This is our future: a reversion to a 19th century class structure: the ten percent (which includes the one percent) and the rest (the working and not working poor). The structure would most likely have persisted uninterrupted from then to today had it not been for two massive wars and an economic crash in the first half of the 20th century. This is made clear in the pages of the most important economics book of our times, Thomas Piketty's Capital in the Twenty-First Century.

The rise of the middle class in the West had nothing to do with progress—meaning, the surplus wealth in capitalist societies wasn't overflowing and swelling the lower class. Even by 1914, the ruling ideology maintained that the poor had to still wait for the rich to accumulate enough wealth. There wasn't enough even then, after 200 years of waiting.
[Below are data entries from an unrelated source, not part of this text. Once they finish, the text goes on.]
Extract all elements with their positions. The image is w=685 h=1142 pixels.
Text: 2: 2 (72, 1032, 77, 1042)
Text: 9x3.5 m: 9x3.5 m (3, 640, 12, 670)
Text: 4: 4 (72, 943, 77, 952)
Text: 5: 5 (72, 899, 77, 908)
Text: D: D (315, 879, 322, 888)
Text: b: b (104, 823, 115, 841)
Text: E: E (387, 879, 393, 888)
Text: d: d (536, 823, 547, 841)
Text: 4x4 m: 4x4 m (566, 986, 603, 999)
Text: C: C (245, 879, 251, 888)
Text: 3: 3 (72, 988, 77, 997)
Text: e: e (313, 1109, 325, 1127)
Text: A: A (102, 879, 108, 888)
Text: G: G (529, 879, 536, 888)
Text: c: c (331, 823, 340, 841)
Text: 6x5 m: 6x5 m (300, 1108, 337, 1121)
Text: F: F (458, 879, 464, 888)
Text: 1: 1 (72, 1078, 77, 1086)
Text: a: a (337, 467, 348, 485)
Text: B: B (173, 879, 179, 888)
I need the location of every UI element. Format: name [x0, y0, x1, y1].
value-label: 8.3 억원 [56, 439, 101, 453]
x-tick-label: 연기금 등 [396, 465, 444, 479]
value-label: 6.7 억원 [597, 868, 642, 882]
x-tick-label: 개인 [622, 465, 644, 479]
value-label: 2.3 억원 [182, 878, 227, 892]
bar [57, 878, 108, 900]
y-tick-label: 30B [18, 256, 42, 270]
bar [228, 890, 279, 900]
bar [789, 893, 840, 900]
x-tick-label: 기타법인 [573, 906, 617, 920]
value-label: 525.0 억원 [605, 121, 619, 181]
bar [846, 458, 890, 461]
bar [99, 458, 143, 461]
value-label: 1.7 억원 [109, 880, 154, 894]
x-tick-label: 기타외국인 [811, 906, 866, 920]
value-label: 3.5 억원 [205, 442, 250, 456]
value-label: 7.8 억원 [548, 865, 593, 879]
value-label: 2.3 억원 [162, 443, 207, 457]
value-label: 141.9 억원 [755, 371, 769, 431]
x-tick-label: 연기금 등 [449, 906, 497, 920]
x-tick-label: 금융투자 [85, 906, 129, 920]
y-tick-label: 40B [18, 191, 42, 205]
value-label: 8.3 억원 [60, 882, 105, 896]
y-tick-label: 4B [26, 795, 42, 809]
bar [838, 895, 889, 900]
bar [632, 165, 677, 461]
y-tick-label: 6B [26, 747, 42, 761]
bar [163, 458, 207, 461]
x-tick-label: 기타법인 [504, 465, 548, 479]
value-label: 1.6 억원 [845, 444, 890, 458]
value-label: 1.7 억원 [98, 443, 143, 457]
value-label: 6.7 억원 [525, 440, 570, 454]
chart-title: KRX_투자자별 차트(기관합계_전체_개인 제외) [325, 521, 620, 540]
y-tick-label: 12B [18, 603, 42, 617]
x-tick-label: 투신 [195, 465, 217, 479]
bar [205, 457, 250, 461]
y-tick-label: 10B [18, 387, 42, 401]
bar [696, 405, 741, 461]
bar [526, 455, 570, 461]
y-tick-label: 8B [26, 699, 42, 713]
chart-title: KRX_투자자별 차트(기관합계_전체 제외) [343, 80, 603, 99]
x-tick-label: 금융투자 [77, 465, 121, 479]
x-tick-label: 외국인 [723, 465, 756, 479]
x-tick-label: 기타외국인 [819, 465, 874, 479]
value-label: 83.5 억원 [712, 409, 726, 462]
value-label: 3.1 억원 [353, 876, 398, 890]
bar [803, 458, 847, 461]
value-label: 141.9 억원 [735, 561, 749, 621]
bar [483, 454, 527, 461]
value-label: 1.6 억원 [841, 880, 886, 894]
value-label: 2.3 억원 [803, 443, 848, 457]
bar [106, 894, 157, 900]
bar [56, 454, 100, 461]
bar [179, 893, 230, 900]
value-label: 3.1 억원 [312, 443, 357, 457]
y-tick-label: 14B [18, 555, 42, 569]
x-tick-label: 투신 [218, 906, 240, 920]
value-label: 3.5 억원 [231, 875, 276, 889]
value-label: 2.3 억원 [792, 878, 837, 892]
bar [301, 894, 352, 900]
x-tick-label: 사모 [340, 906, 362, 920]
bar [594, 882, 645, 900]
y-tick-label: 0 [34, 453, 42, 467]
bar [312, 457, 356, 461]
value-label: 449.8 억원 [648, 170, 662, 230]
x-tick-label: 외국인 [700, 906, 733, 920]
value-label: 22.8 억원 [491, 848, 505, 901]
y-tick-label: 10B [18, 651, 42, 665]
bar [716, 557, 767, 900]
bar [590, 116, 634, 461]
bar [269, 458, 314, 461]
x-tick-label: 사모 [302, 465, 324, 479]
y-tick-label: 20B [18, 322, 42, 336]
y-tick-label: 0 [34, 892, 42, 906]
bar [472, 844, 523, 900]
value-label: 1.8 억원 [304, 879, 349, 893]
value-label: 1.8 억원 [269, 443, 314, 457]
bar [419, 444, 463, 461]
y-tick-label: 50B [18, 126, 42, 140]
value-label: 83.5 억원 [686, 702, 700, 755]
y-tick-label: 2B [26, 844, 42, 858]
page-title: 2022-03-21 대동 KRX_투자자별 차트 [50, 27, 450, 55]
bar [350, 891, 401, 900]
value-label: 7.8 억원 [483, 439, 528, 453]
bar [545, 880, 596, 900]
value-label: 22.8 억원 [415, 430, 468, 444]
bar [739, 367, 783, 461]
What made the middle class possible was a direct and bitter transfer of wealth from the one percent to the 90 percent. This happened in Europe and the US. And what made the transfer possible was only this: the one percent was finally brought down to its knees and hands after the Second World War. It was wobbly after the crash of 1928 (as exampled by the strong resistance to the New Deal), but still on its feet. It was still standing but dusting off its coat after the First World War (as exampled by the quick restoration of the cross of gold—the gold standard). In 1947, the one percent had to submit to social democracy to avoid socialism. And social democracy is basically Keynesianism, an economic program that increases government spending and social services but preserves the market economy.

At first, the rich were happy with Keynesianism—big government and big middle class (which was mostly white). Both provided strong demand for the market economy. But eventually the social democratic system became saturated, and profits started to fall. What to do about this crisis for the rich? Live happily ever after (no to slow growth—1 percent per year—and inching profits), or attack labor and government and revive sprinting profits? The latter has been the program since the 1980s; and it has also meant a return to the class forms that prevailed in the US and Europe before the First World War.

So, the bad news that no leftist economist is willing to say because it is such a bummer: the period between 1945 and 1980 (the expansion of government and middle class) was an anomaly. And Piketty says this exactly. It is at the center of his book. But he doesn't explore or explain it's terrible significance. There is no real progress in capitalism. There is nothing in it that naturally diffuses. Without political intervention, it is a centripetal rather than centrifugal force. Capitalism is not anything like Bataille's sun. It's not a pure giver.

What's abnormal is a society that has a large section of its population receiving living wages. What's normal, according to the historical record, is found in Trump's budget.